In this heartwarming essay, Timsi Gupta shares her personal experience of celebrating Diwali away from home and the thoughts that come to her mind.

“Are you going home for Diwali?” The question landed on my heart with an unexpected weight. I had always celebrated Diwali at home. But this year, I found myself at a loss for an answer.

The first 17 years of my life, I lived with my parents and three siblings, celebrating Diwali at home year after year. In the weeks leading up to the festival, my mother would frantically conduct ‘Diwali ki safai’, the annual deep cleaning of our house. All four of us siblings would play mom’s assistants, holding the ladder she climbed to reach the cobwebs in the furthest corners of the attic, rinsing and cleaning the dusting cloth she used and collecting the dirt in a dustpan. 

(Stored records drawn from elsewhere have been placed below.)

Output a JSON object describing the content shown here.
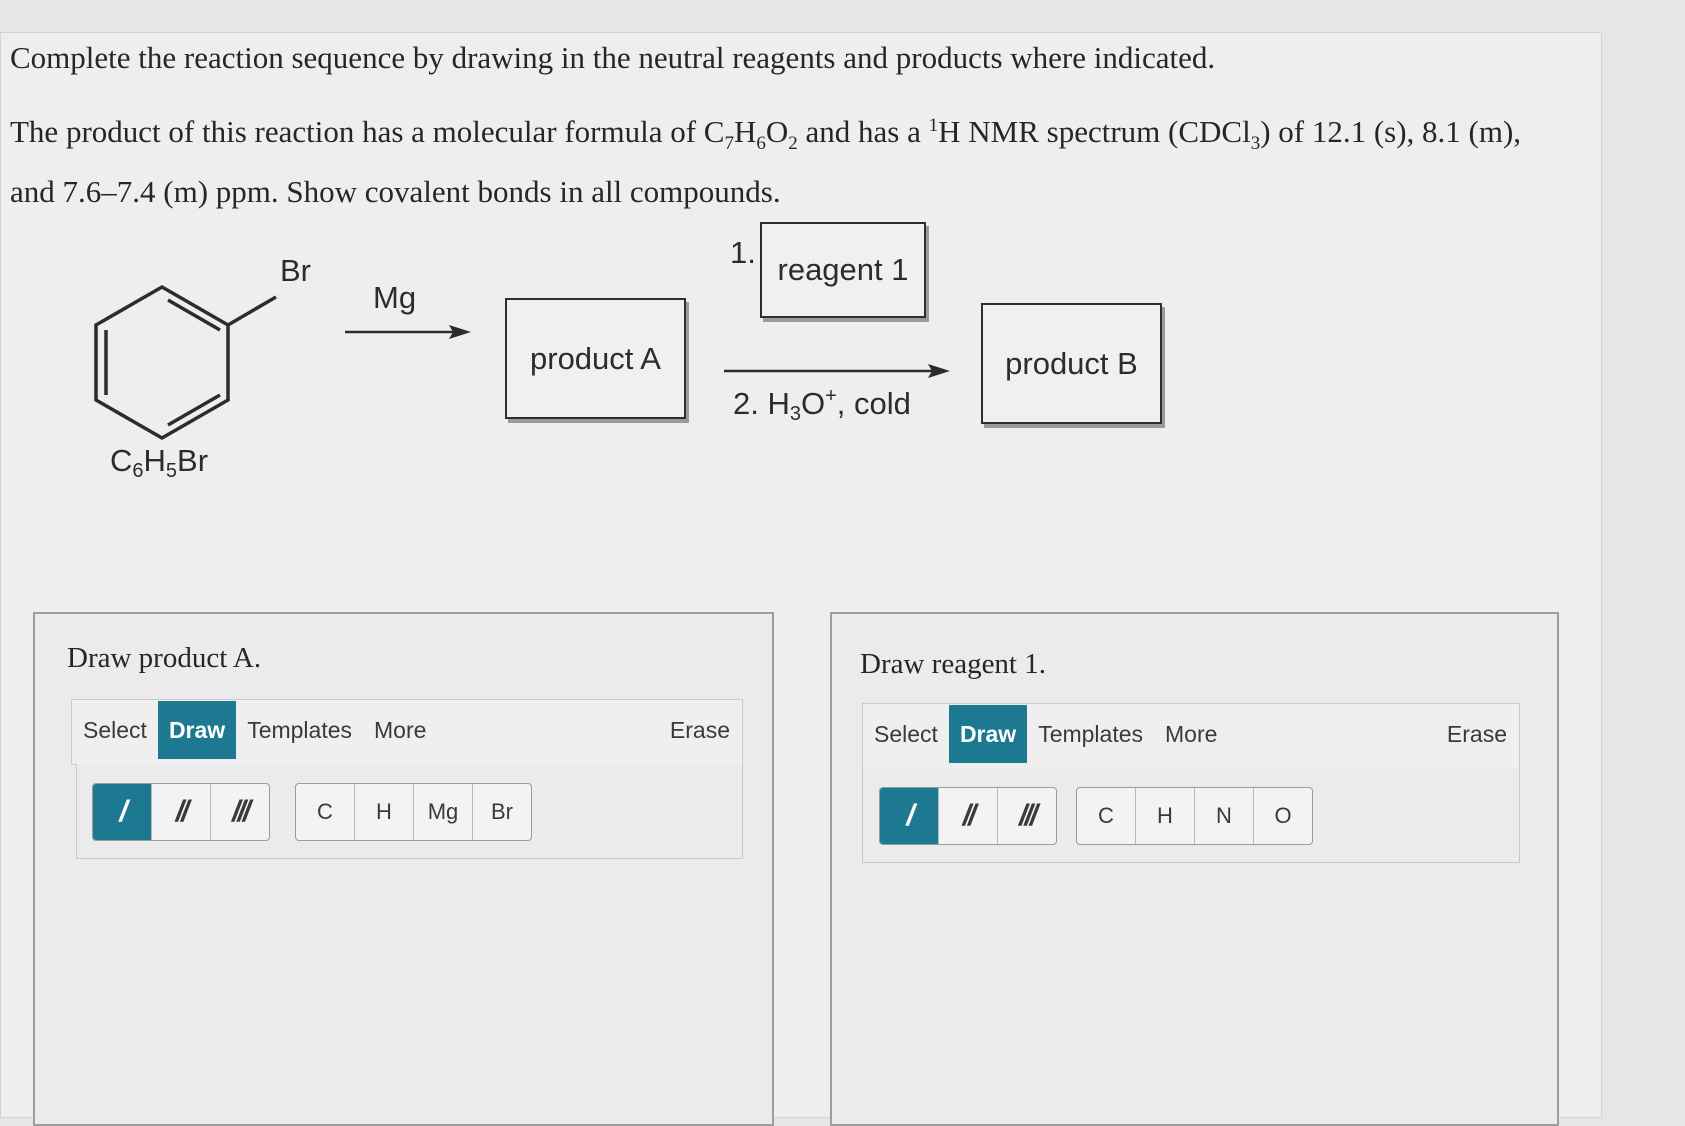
{
  "question": {
    "line1": "Complete the reaction sequence by drawing in the neutral reagents and products where indicated.",
    "line2_a": "The product of this reaction has a molecular formula of C",
    "formula_c": "7",
    "formula_h_label": "H",
    "formula_h": "6",
    "formula_o_label": "O",
    "formula_o": "2",
    "line2_b": " and has a ",
    "nmr_sup": "1",
    "line2_c": "H NMR spectrum (CDCl",
    "cdcl_sub": "3",
    "line2_d": ") of 12.1 (s), 8.1 (m), and 7.6–7.4 (m) ppm. Show covalent bonds in all compounds."
  },
  "scheme": {
    "substituent": "Br",
    "start_formula_c": "C",
    "start_formula_6": "6",
    "start_formula_h": "H",
    "start_formula_5": "5",
    "start_formula_br": "Br",
    "step1_reagent": "Mg",
    "product_a": "product A",
    "step2_num1": "1.",
    "reagent_1": "reagent 1",
    "step2_line2_a": "2. H",
    "step2_h3o_sub": "3",
    "step2_h3o_o": "O",
    "step2_h3o_sup": "+",
    "step2_line2_b": ", cold",
    "product_b": "product B"
  },
  "panel_a": {
    "title": "Draw product A.",
    "tabs": [
      "Select",
      "Draw",
      "Templates",
      "More"
    ],
    "active_tab": "Draw",
    "erase": "Erase",
    "bonds": [
      "/",
      "//",
      "///"
    ],
    "atoms": [
      "C",
      "H",
      "Mg",
      "Br"
    ]
  },
  "panel_b": {
    "title": "Draw reagent 1.",
    "tabs": [
      "Select",
      "Draw",
      "Templates",
      "More"
    ],
    "active_tab": "Draw",
    "erase": "Erase",
    "bonds": [
      "/",
      "//",
      "///"
    ],
    "atoms": [
      "C",
      "H",
      "N",
      "O"
    ]
  },
  "colors": {
    "accent": "#1d7891",
    "box_border": "#2e2e2e"
  }
}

The cleaning routine was followed by festive shopping. On Dhanteras, two days before Diwali, we’d make trips to the local Diwali market. We would search for beautiful bandhanwars that read “Happy Diwali” or “Shubh Deepawali” in Hindi, and designer fairy lights for our home. We also bought clay idols of Lakshmi and Ganesha, a mud hatri to place the idols, and over a hundred mitti diyas, making sure each item was perfectly shaped and free of blemishes. We’d buy gifts enmasse for exchanges with relatives, neighbors, and our household and office staff. Mom and dad would do some math to decide who deserved which gift. They would also inspect the gifts we had received and determine whom to forward them to. Didi and I were tasked with wrapping and making these gifts look presentable.